What happens to markets in crises?

The terrorist attacks in the United States have fuelled a great deal of fear and speculation about what will happen in North America when markets re-open. There is no way to accurately predict what effect the New York and Washington attacks will have on domestic markets. But there are several indicators we can look at now that may give us insight into the economic aftershocks.

History is an important factor in considering the days ahead. Even a cursory examination of market trends in the Dow Jones Industrial Average shows one thing. Times of tragedy that result in American warfare are usually marked by initial stock market volatility. This is followed by a rally that can last for several months or years.

The New York Stock Exchange website gives this evidence:

1950-The United States Enters Korean War:
“On July 19, 1950 President Harry S. Truman announced that the United States would enter the Korean War. He asked Congress for $10 billion for a huge rearmament program. Truman’s message sent stock prices up, with stocks in the aircraft, auto, oil, copper and steel industries
leading the way.”

1963-President Kennedy Assassited:
“When investors heard on November 22, 1963 that President Kennedy had been assassinated, they quickly began selling stocks. Their fears and uncertainty over the nation’s leadership led to $13 billion worth of lost stock value in less than an hour. To control the panic selling, the New York Stock Exchange temporarily ceased operations.”

1971-Arabs Launch Oil Embargo, 1973:
“On October 19, 1973 oil-producing Arab nations cut off all shipments of oil to the United States. On November 9 the DJIA dropped 24.24 points, its steepest decline since 1962. Analysts said the drop was a belated reaction to fears of an energy shortage, which would increase transportation, manufacturing and a wide range of other costs across the economy.”

1990-Iraq invades Kuwait, Friday, August 3:
“On the day following Iraq’s invasion of Kuwait, the DJIA plunged 120 points before recovering to close at 2809.65, a loss of 54.95 points. Anxiety about the Mid-East caused oil prices to jump. Confidence in the U.S. economy faltered and consumer spending fell off. Stock and bond prices both fell, reaching a year low on October 11.”

1991-Operation Desert Storm, Thursday, January 17:
“A powerful worldwide rally greeted news that the U.S.-led coalition forces had dominated the early stages of the war against Iraq. The DJIA soared 11460 points – on trading volume of nearly 319 million shares – to close at 2623.51.”

Money moves to safety
Most major events in U.S. economic history led to results impossible to predict at the time.
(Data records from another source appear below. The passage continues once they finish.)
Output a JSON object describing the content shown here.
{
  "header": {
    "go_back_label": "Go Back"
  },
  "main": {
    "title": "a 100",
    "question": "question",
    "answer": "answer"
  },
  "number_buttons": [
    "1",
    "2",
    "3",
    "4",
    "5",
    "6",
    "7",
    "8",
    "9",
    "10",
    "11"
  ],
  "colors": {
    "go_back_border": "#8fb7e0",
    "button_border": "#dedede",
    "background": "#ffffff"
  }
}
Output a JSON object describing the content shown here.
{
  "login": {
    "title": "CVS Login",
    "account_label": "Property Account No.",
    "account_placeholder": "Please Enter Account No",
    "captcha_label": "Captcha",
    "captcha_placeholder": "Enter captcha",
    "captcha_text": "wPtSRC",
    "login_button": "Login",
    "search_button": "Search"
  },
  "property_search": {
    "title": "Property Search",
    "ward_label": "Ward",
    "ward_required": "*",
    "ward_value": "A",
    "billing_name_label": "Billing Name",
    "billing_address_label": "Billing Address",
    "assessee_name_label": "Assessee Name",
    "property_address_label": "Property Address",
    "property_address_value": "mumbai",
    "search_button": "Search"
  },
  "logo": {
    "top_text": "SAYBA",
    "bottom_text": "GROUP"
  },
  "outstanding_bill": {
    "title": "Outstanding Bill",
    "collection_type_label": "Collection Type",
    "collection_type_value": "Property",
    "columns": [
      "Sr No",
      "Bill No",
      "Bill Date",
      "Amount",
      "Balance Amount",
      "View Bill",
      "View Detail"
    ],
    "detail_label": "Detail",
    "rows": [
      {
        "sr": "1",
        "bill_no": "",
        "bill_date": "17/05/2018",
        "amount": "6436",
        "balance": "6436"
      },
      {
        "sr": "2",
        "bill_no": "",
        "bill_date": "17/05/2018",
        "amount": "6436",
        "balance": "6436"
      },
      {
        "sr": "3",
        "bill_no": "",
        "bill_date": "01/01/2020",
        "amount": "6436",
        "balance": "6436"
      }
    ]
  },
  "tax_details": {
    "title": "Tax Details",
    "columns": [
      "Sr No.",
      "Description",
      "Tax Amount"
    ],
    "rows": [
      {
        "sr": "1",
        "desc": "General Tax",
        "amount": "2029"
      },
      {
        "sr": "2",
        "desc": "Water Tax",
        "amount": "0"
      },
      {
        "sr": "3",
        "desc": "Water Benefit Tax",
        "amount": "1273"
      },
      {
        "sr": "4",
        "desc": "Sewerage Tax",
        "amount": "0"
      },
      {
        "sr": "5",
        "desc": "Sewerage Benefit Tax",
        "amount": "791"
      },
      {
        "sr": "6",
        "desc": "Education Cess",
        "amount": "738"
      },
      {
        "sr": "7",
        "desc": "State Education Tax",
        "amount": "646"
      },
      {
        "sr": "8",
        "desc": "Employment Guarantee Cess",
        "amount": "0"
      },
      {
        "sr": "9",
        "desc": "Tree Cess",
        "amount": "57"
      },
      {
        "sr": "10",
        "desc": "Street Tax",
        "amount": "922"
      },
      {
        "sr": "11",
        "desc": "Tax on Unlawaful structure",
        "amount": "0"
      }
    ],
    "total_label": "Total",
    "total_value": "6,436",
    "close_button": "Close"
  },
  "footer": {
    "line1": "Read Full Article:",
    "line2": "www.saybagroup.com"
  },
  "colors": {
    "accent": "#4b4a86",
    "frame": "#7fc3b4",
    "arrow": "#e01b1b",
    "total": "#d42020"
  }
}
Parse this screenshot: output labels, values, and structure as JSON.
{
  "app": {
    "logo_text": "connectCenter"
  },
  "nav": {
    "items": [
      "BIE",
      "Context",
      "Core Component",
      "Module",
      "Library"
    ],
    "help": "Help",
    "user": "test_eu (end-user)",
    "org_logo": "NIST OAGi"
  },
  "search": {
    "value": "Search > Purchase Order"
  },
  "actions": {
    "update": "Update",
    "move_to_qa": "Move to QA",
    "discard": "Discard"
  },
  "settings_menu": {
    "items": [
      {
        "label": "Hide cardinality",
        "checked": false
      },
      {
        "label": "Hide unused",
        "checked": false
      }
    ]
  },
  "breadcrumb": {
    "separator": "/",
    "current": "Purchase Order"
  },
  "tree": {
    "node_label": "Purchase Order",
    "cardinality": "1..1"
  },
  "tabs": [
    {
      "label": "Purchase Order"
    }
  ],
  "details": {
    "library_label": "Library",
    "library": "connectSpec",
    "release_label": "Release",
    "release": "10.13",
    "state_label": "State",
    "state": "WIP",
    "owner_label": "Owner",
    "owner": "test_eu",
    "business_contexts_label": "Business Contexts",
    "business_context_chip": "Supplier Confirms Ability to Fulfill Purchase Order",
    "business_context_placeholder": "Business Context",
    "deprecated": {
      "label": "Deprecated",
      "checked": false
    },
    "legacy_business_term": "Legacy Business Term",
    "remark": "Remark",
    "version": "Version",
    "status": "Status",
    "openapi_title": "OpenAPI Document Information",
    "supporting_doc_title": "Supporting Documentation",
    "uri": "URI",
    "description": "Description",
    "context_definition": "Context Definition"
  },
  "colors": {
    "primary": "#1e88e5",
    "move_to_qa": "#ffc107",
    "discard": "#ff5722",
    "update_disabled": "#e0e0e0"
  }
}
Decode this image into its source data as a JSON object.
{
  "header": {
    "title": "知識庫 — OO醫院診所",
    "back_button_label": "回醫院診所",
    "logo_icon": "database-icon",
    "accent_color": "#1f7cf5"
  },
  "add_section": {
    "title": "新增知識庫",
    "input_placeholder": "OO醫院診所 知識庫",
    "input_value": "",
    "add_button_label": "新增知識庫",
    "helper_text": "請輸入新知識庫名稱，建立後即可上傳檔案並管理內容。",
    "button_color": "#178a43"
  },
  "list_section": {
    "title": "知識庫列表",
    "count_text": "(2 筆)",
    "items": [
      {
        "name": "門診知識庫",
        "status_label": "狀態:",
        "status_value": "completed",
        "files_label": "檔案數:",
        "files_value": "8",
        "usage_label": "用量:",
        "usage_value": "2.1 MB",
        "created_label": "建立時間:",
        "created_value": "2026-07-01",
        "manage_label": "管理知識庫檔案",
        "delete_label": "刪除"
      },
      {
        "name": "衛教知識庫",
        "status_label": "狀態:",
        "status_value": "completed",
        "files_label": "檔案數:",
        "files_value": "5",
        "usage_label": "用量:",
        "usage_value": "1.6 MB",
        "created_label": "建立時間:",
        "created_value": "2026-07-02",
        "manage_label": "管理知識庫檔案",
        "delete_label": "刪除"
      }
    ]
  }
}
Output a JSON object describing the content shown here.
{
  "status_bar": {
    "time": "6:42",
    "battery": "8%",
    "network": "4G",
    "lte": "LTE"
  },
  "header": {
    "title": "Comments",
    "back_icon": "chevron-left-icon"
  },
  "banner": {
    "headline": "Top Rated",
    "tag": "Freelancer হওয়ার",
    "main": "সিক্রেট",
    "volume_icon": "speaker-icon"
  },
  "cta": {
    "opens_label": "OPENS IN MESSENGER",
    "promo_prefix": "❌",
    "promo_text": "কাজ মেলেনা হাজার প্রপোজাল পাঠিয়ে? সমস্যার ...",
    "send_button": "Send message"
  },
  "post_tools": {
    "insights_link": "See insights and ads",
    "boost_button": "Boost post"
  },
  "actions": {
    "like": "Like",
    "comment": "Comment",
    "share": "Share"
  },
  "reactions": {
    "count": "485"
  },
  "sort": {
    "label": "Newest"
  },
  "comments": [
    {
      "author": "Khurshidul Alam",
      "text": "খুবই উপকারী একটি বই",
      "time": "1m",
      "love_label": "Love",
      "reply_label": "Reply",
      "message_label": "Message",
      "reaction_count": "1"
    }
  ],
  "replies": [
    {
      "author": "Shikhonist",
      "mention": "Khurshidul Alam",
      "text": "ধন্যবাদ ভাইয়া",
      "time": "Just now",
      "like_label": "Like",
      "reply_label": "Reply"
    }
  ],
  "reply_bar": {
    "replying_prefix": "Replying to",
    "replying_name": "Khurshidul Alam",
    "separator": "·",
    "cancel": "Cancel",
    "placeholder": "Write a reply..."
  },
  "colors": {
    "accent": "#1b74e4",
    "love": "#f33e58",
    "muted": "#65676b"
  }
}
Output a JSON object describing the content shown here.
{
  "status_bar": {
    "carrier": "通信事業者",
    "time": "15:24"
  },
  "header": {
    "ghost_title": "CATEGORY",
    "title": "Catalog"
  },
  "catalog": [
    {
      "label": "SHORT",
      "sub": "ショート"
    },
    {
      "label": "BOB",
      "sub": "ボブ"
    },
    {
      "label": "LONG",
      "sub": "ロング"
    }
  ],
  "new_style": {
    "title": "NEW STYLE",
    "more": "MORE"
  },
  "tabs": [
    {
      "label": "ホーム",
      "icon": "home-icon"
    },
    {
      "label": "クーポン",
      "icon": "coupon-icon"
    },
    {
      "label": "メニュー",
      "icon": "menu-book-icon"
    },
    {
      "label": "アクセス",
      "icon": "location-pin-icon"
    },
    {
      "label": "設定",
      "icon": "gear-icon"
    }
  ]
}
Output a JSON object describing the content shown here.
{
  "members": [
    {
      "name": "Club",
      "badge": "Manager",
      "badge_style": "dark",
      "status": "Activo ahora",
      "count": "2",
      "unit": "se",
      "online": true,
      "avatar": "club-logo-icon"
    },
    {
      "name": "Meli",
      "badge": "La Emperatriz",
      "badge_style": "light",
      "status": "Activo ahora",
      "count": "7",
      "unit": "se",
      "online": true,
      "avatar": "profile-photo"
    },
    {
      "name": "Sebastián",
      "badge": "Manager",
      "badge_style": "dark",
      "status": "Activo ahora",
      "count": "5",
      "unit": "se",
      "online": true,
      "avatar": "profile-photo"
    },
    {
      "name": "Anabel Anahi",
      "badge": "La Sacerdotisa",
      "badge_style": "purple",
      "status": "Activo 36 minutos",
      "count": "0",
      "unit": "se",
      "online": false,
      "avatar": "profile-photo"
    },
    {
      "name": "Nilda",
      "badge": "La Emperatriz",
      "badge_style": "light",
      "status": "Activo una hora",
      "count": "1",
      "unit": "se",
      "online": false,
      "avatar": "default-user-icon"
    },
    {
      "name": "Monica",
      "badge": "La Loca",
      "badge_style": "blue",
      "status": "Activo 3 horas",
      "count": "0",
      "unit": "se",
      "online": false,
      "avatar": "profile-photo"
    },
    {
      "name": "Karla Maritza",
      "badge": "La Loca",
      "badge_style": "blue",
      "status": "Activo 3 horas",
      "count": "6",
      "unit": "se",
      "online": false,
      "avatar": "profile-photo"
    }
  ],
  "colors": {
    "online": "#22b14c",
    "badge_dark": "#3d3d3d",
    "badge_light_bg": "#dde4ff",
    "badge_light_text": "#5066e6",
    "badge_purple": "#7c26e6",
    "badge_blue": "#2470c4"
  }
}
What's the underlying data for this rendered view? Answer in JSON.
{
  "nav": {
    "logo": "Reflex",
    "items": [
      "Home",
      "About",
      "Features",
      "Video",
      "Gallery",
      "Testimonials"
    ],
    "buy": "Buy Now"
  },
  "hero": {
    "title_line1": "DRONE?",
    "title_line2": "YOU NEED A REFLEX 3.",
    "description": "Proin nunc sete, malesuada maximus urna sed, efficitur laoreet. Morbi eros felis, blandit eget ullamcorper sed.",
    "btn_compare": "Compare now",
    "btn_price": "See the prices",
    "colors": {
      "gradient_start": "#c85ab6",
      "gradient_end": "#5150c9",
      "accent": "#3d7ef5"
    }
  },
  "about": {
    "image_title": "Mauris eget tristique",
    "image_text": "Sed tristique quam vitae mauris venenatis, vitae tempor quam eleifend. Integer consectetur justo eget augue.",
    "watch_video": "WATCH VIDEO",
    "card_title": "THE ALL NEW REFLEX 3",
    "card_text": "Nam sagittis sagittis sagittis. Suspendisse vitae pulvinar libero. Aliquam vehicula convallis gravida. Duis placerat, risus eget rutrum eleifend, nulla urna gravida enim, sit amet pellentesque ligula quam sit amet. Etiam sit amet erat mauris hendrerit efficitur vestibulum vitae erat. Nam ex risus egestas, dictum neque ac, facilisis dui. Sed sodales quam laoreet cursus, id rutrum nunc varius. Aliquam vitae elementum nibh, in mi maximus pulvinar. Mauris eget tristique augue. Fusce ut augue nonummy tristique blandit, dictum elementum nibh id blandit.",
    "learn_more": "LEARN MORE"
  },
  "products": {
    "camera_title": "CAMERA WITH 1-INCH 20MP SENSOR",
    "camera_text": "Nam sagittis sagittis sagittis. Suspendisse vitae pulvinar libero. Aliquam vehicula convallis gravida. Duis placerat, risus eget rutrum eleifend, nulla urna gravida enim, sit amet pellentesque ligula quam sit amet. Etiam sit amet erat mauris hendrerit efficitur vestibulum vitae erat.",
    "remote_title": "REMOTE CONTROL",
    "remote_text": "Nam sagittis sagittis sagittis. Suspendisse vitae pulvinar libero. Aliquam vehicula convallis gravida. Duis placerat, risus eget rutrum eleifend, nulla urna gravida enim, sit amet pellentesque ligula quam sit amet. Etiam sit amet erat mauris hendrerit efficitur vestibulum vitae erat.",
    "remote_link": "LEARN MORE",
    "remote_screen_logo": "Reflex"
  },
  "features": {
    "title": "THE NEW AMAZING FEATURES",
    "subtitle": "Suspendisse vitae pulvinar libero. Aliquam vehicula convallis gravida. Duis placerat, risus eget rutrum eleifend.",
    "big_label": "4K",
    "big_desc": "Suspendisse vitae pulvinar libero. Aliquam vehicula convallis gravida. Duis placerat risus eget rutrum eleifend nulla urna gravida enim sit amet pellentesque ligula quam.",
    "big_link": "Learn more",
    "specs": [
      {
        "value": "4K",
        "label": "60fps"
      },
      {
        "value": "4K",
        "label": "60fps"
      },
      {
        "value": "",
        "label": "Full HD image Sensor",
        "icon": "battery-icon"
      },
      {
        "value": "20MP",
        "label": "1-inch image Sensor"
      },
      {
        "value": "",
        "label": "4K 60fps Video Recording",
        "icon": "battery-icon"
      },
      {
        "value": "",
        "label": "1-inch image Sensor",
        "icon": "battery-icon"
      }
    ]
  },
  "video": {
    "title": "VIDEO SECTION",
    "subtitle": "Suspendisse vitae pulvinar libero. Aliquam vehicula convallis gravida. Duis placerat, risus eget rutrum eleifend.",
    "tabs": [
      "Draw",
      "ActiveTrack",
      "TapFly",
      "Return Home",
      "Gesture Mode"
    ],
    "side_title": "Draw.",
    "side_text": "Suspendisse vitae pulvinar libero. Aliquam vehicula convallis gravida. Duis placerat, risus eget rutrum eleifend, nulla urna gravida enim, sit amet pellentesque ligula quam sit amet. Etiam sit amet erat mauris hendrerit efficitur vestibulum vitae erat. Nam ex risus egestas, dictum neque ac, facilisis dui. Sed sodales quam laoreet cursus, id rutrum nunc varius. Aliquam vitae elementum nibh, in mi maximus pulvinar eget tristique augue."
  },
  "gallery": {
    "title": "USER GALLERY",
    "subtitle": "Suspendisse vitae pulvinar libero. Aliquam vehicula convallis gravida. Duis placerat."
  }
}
If history teaches us anything, it is that money moves first to safety, and then to opportunity.

We have already seen the flight to safety from international investors as gold and other “safe haven” investments surged in the initial hours following the destruction of the World Trade Centers.

The fact that European markets have mostly rebounded from losses last Tuesday tells us that investors worldwide are not suffering from a confidence crisis.

Buyers waiting
At the risk of sounding mercenary, it is important to note that many opportunities now exist in the uncertainty of North American markets. If panicked investors do start selling their holdings in vast numbers when the markets re-open, it is likely that they will encounter a large number of opportunistic buyers waiting in the wings.

The result over the next days and months could be a stock-market rally led by the Federal Reserve providing all necessary funds to staggered banks and brokerages and by Congressional spending to shore up the country’s defenses.

Long-term investors should observe the developments of the next few days with considerable detail. Rather than fear the opening of the markets, concerned investors could take a lesson from history and prepare for the bull’s return to Wall Street.